In some admirable lectures on the Power of the Pen in France, Stephen gives fine portraits of Rabelais, Montaigne, Calvin and Pascal. One remark about Calvin struck us as especially felicitous. Speaking of him as writing his great work in Geneva, he says—“The beautiful lake of that city, and the mountains which encircle it, lay before his eyes as he wrote; but they are said to have suggested to his fancy no images, and to have drawn from his pen not so much as one transient allusion. With his mental vision ever directed to that melancholy view of the state and prospects of our race which he had discovered in the Book of Life, it would, indeed, have been incongruous to have turned aside to depict any of those glorious aspects of the creative benignity which were spread around him in the Book of Nature.”
The most valuable chapters in the volume are perhaps those which relate to the character and government of Louis XIV. The absolute monarchy established by him is thoroughly analyzed. Among many curious illustrations of that tyranny and perfidy which this great master of king-craft systematized into a science, Stephen translates from his “Memoires Historiques” a series of maxims, addressed to the Dauphin, for his guidance whenever he should be called upon to wear the crown of France. Louis’s celebrated aphorism, “I am the state,” is in these precious morsels of absolutism expanded into a rule of conduct.
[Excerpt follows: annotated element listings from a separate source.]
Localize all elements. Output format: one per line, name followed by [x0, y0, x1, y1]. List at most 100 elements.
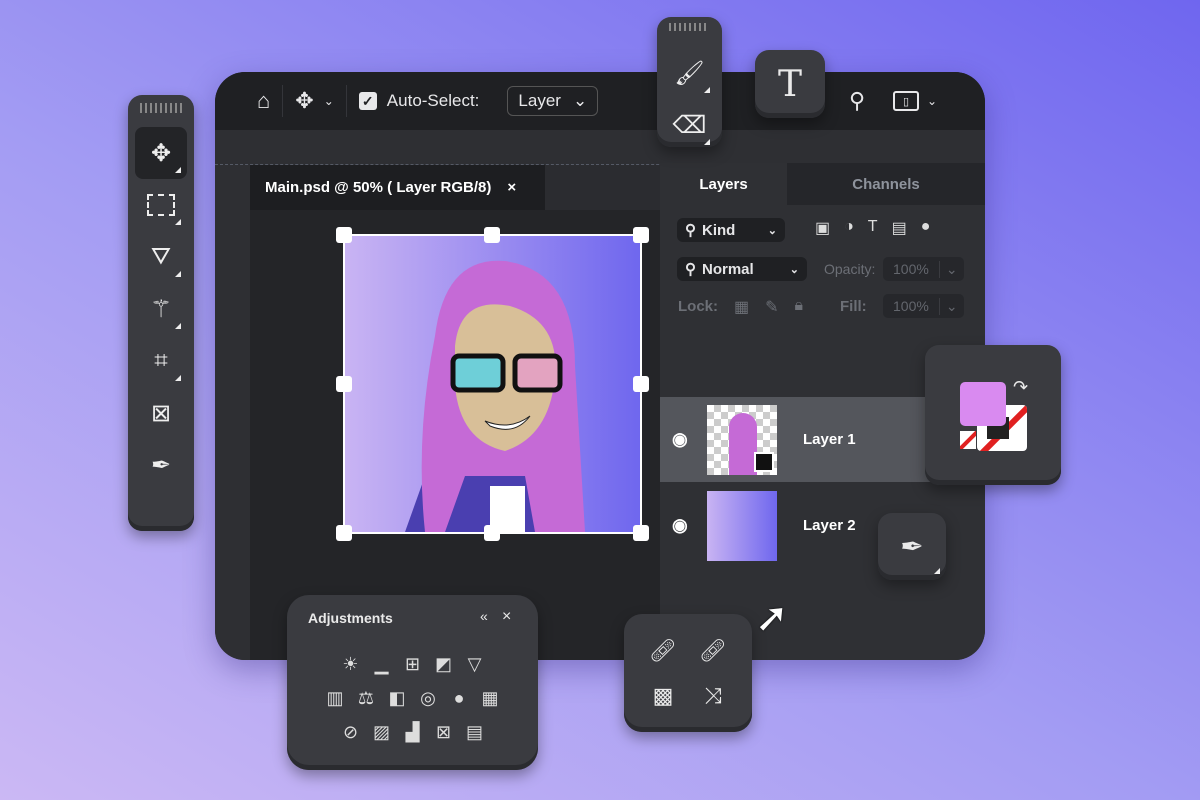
transform-handle[interactable] — [633, 376, 649, 392]
photo-filter-icon[interactable]: ◎ — [417, 687, 439, 709]
opacity-label: Opacity: — [824, 261, 876, 277]
frame-tool-icon[interactable]: ⊠ — [135, 387, 187, 439]
magic-wand-tool-icon[interactable]: ⚚ — [135, 283, 187, 335]
search-icon: ⚲ — [685, 261, 696, 278]
horizontal-ruler — [215, 130, 985, 165]
color-balance-icon[interactable]: ⚖ — [355, 687, 377, 709]
layer-thumbnail — [707, 490, 777, 561]
invert-icon[interactable]: ⊘ — [340, 721, 362, 743]
color-lookup-icon[interactable]: ▦ — [479, 687, 501, 709]
type-tool-button[interactable]: T — [755, 50, 825, 118]
adjustment-filter-icon[interactable]: ◑ — [844, 218, 854, 238]
healing-brush-icon[interactable]: 🖌︎ — [664, 47, 716, 99]
fill-label: Fill: — [840, 298, 867, 315]
move-icon[interactable]: ✥ — [295, 88, 313, 114]
workspace-icon[interactable]: ▯ — [893, 91, 919, 111]
lock-icon[interactable]: 🔒︎ — [795, 297, 804, 317]
opacity-field[interactable]: 100% ⌄ — [883, 257, 964, 281]
transform-handle[interactable] — [336, 376, 352, 392]
tools-panel: ✥ ⛛ ⚚ ⌗ ⊠ ✒ — [128, 95, 194, 531]
layer-name: Layer 1 — [803, 431, 856, 448]
kind-label: Kind — [702, 221, 736, 239]
adjustments-panel: Adjustments « × ☀ ▁ ⊞ ◩ ▽ ▥ ⚖ ◧ ◎ ● ▦ ⊘ ▨ ▟ ⊠ ▤ — [287, 595, 538, 770]
artwork-image[interactable] — [336, 227, 649, 541]
fill-field[interactable]: 100% ⌄ — [883, 294, 964, 318]
drag-handle[interactable] — [669, 23, 709, 31]
eraser-icon[interactable]: ⌫ — [664, 99, 716, 151]
content-aware-move-icon[interactable]: ⤨ — [704, 683, 722, 709]
filter-toggle[interactable]: ● — [921, 218, 931, 238]
collapse-icon[interactable]: « — [480, 608, 488, 624]
layer-select[interactable]: Layer ⌄ — [507, 86, 599, 116]
divider — [345, 85, 347, 117]
pen-tool-button[interactable]: ✒ — [878, 513, 946, 580]
lock-paint-icon[interactable]: ✎ — [765, 297, 778, 317]
swap-colors-icon[interactable]: ↷ — [1013, 377, 1028, 398]
hue-saturation-icon[interactable]: ▥ — [324, 687, 346, 709]
posterize-icon[interactable]: ▨ — [371, 721, 393, 743]
chevron-down-icon: ⌄ — [572, 91, 588, 110]
auto-select-checkbox[interactable]: ✓ — [358, 92, 377, 110]
search-icon[interactable]: ⚲ — [849, 88, 865, 114]
channel-mixer-icon[interactable]: ● — [448, 687, 470, 709]
tab-layers[interactable]: Layers — [660, 163, 787, 205]
healing-brush-icon[interactable]: 🩹︎ — [699, 638, 727, 664]
vertical-ruler — [215, 165, 250, 660]
move-tool-icon[interactable]: ✥ — [135, 127, 187, 179]
spot-healing-brush-icon[interactable]: 🩹︎ — [649, 638, 677, 664]
transform-handle[interactable] — [336, 525, 352, 541]
foreground-color-swatch[interactable] — [960, 382, 1006, 426]
adjustments-title: Adjustments — [308, 610, 393, 626]
chevron-down-icon[interactable]: ⌄ — [324, 94, 334, 108]
transform-handle[interactable] — [484, 525, 500, 541]
threshold-icon[interactable]: ▟ — [402, 721, 424, 743]
drag-handle[interactable] — [140, 103, 182, 113]
brush-eraser-panel: 🖌︎ ⌫ — [657, 17, 722, 147]
marquee-tool-icon[interactable] — [135, 179, 187, 231]
selective-color-icon[interactable]: ⊠ — [433, 721, 455, 743]
divider — [282, 85, 284, 117]
default-colors-icon[interactable] — [960, 431, 976, 449]
photoshop-window: ⌂ ✥ ⌄ ✓ Auto-Select: Layer ⌄ ⚲ ▯ ⌄ Main.p… — [215, 72, 985, 660]
healing-tools-panel: 🩹︎ 🩹︎ ▩ ⤨ — [624, 614, 752, 732]
crop-tool-icon[interactable]: ⌗ — [135, 335, 187, 387]
smart-object-filter-icon[interactable]: ▤ — [892, 218, 907, 238]
close-icon[interactable]: × — [502, 608, 511, 626]
auto-select-label: Auto-Select: — [386, 91, 480, 110]
brightness-icon[interactable]: ☀ — [340, 653, 362, 675]
chevron-down-icon[interactable]: ⌄ — [927, 94, 937, 108]
eyedropper-tool-icon[interactable]: ✒ — [135, 439, 187, 491]
levels-icon[interactable]: ▁ — [371, 653, 393, 675]
eye-icon[interactable]: ◉ — [672, 429, 688, 450]
color-swatch-widget: ↷ — [925, 345, 1061, 485]
type-filter-icon[interactable]: T — [868, 218, 878, 238]
transform-handle[interactable] — [484, 227, 500, 243]
lock-transparency-icon[interactable]: ▦ — [734, 297, 749, 317]
tab-channels[interactable]: Channels — [787, 163, 985, 205]
vibrance-icon[interactable]: ▽ — [464, 653, 486, 675]
chevron-down-icon[interactable]: ⌄ — [938, 297, 964, 315]
blend-mode-select[interactable]: ⚲ Normal ⌄ — [677, 257, 807, 281]
smart-object-badge-icon — [754, 451, 774, 472]
eye-icon[interactable]: ◉ — [672, 515, 688, 536]
image-filter-icon[interactable]: ▣ — [815, 218, 830, 238]
close-tab-icon[interactable]: × — [507, 179, 516, 196]
canvas-area[interactable] — [250, 210, 660, 660]
lasso-tool-icon[interactable]: ⛛ — [135, 231, 187, 283]
chevron-down-icon[interactable]: ⌄ — [938, 260, 964, 278]
content-aware-icon[interactable]: ▩ — [653, 683, 674, 709]
layer-name: Layer 2 — [803, 517, 856, 534]
transform-handle[interactable] — [633, 227, 649, 243]
curves-icon[interactable]: ⊞ — [402, 653, 424, 675]
options-bar: ⌂ ✥ ⌄ ✓ Auto-Select: Layer ⌄ ⚲ ▯ ⌄ — [215, 72, 985, 130]
exposure-icon[interactable]: ◩ — [433, 653, 455, 675]
document-tab[interactable]: Main.psd @ 50% ( Layer RGB/8) × — [250, 165, 545, 210]
black-white-icon[interactable]: ◧ — [386, 687, 408, 709]
transform-handle[interactable] — [336, 227, 352, 243]
kind-filter[interactable]: ⚲ Kind ⌄ — [677, 218, 785, 242]
transform-handle[interactable] — [633, 525, 649, 541]
home-icon[interactable]: ⌂ — [257, 88, 270, 114]
blend-mode-value: Normal — [702, 260, 754, 278]
pen-tool-icon: ✒ — [900, 531, 924, 562]
gradient-map-icon[interactable]: ▤ — [464, 721, 486, 743]
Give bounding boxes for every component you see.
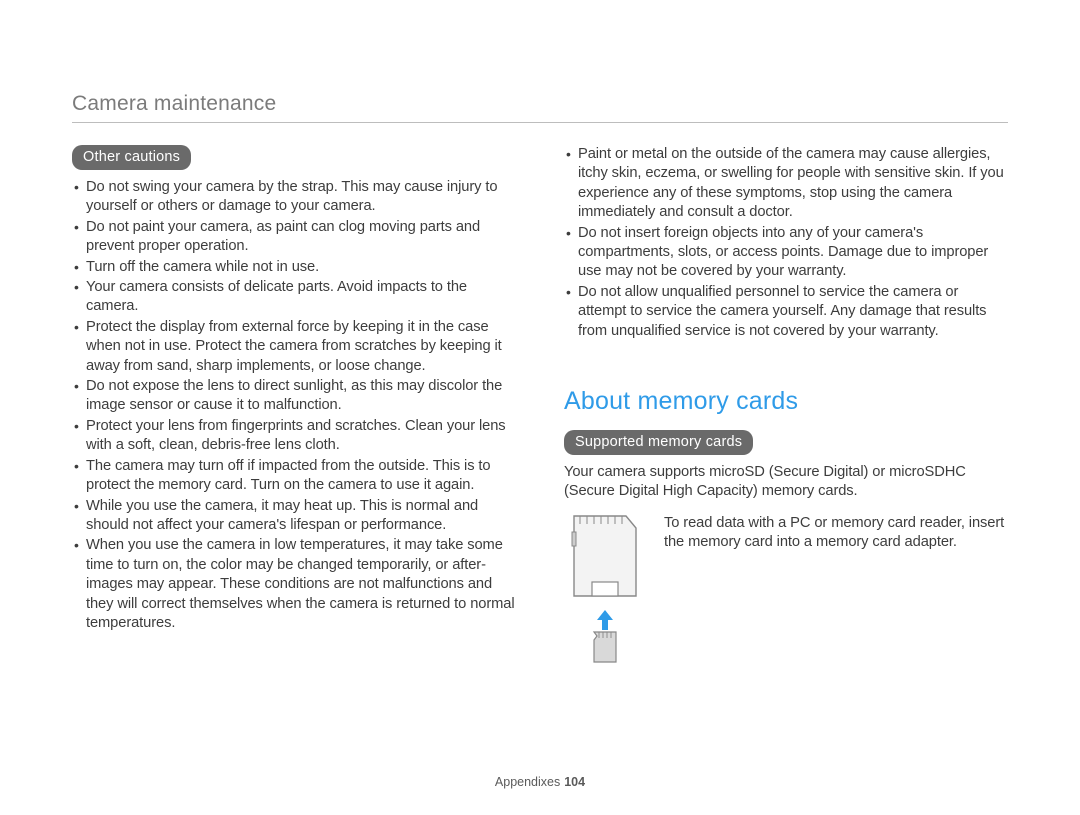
list-item: Do not swing your camera by the strap. T… xyxy=(72,178,516,217)
sd-adapter-icon xyxy=(564,514,646,664)
page-footer: Appendixes 104 xyxy=(0,775,1080,789)
manual-page: Camera maintenance Other cautions Do not… xyxy=(0,0,1080,815)
about-memory-cards-heading: About memory cards xyxy=(564,387,1008,416)
arrow-up-icon xyxy=(597,610,613,630)
list-item: Your camera consists of delicate parts. … xyxy=(72,278,516,317)
list-item: Do not expose the lens to direct sunligh… xyxy=(72,377,516,416)
list-item: Protect the display from external force … xyxy=(72,318,516,376)
list-item: The camera may turn off if impacted from… xyxy=(72,457,516,496)
adapter-row: To read data with a PC or memory card re… xyxy=(564,514,1008,669)
list-item: While you use the camera, it may heat up… xyxy=(72,497,516,536)
page-number: 104 xyxy=(564,775,585,789)
list-item: Do not allow unqualified personnel to se… xyxy=(564,283,1008,341)
right-column: Paint or metal on the outside of the cam… xyxy=(564,145,1008,669)
other-cautions-list: Do not swing your camera by the strap. T… xyxy=(72,178,516,633)
cautions-continued-list: Paint or metal on the outside of the cam… xyxy=(564,145,1008,341)
list-item: Protect your lens from fingerprints and … xyxy=(72,417,516,456)
list-item: Paint or metal on the outside of the cam… xyxy=(564,145,1008,223)
footer-section: Appendixes xyxy=(495,775,560,789)
sd-adapter-illustration xyxy=(564,514,646,669)
adapter-instruction-text: To read data with a PC or memory card re… xyxy=(664,514,1008,553)
left-column: Other cautions Do not swing your camera … xyxy=(72,145,516,669)
list-item: Do not paint your camera, as paint can c… xyxy=(72,218,516,257)
title-rule xyxy=(72,122,1008,123)
supported-memory-cards-badge: Supported memory cards xyxy=(564,430,753,455)
two-column-layout: Other cautions Do not swing your camera … xyxy=(72,145,1008,669)
list-item: Do not insert foreign objects into any o… xyxy=(564,224,1008,282)
other-cautions-badge: Other cautions xyxy=(72,145,191,170)
page-title: Camera maintenance xyxy=(72,92,1008,116)
list-item: Turn off the camera while not in use. xyxy=(72,258,516,277)
list-item: When you use the camera in low temperatu… xyxy=(72,536,516,633)
micro-sd-icon xyxy=(594,632,616,662)
supported-memory-cards-text: Your camera supports microSD (Secure Dig… xyxy=(564,463,1008,502)
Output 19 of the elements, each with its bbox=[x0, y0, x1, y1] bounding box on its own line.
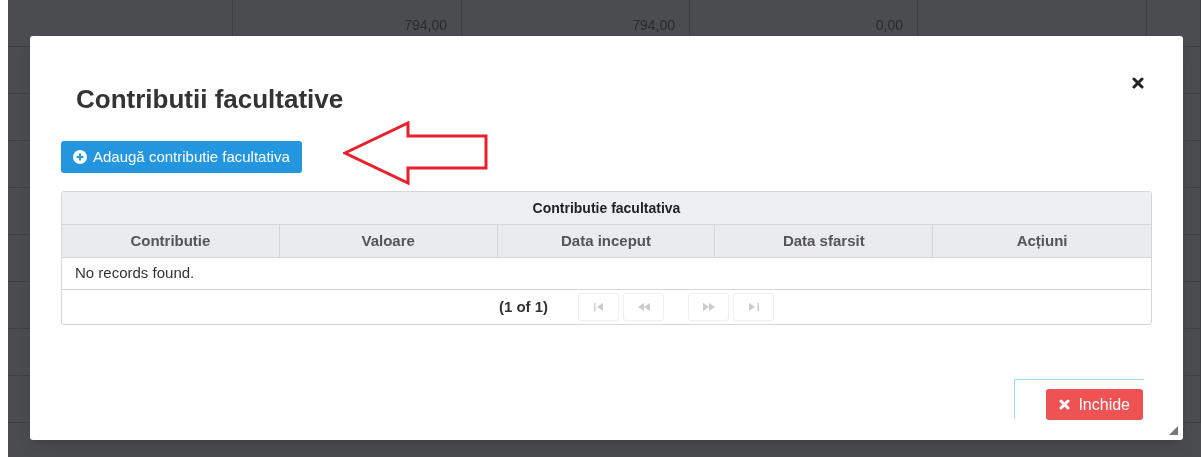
previous-page-icon bbox=[637, 303, 650, 311]
close-button[interactable]: Inchide bbox=[1046, 389, 1143, 420]
column-header: Data sfarsit bbox=[715, 225, 934, 257]
column-header: Contributie bbox=[62, 225, 280, 257]
table-caption: Contributie facultativa bbox=[62, 192, 1151, 225]
close-icon bbox=[1059, 399, 1071, 410]
next-page-icon bbox=[702, 303, 715, 311]
add-button[interactable]: Adaugă contributie facultativa bbox=[61, 141, 302, 173]
first-page-icon bbox=[593, 303, 604, 311]
empty-message: No records found. bbox=[75, 263, 195, 284]
dialog-title: Contributii facultative bbox=[76, 83, 344, 116]
column-header: Data inceput bbox=[497, 225, 716, 257]
resize-handle-icon bbox=[1169, 426, 1178, 435]
column-header: Acțiuni bbox=[1015, 230, 1069, 251]
plus-circle-icon bbox=[73, 150, 87, 164]
last-page-icon bbox=[748, 303, 759, 311]
column-header: Valoare bbox=[279, 225, 498, 257]
page-report: (1 of 1) bbox=[498, 296, 549, 317]
close-icon[interactable] bbox=[1132, 77, 1144, 89]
We quote a few of them, as, to republican ears, they may have the effect of witticisms:
“It is the will of Heaven, who has given kings to man, that they should be revered as his vice-regents, he having reserved to himself alone the right to scrutinize their conduct.”
“It is the will of God that every subject should yield to his sovereign on implicit obedience.”
“The worst calamity which can befall any one of our rank is to be reduced to that subjection, in which the monarch is obliged to receive the law from his people.”
“It is the essential vice of the English monarchy that the king can make no extraordinary levies of men or money without the consent of the Parliament, nor convene the Parliament without impairing his own authority.”
“All property within our realm belongs to us in virtue of the same title. The funds actually deposited in our treasury, the funds in the hands of the revenue officers, and the funds which we allow our people to employ in their various occupations, are all equally subject to our control.”
“Be assured that kings are absolute lords, who may fitly and freely dispose of all property in the possession either of churchmen or of laymen, though they are bound always to employ it as faithful stewards.”
“Since the lives of his subjects belong to the prince, he is obliged to be solicitous for the preservation of them.”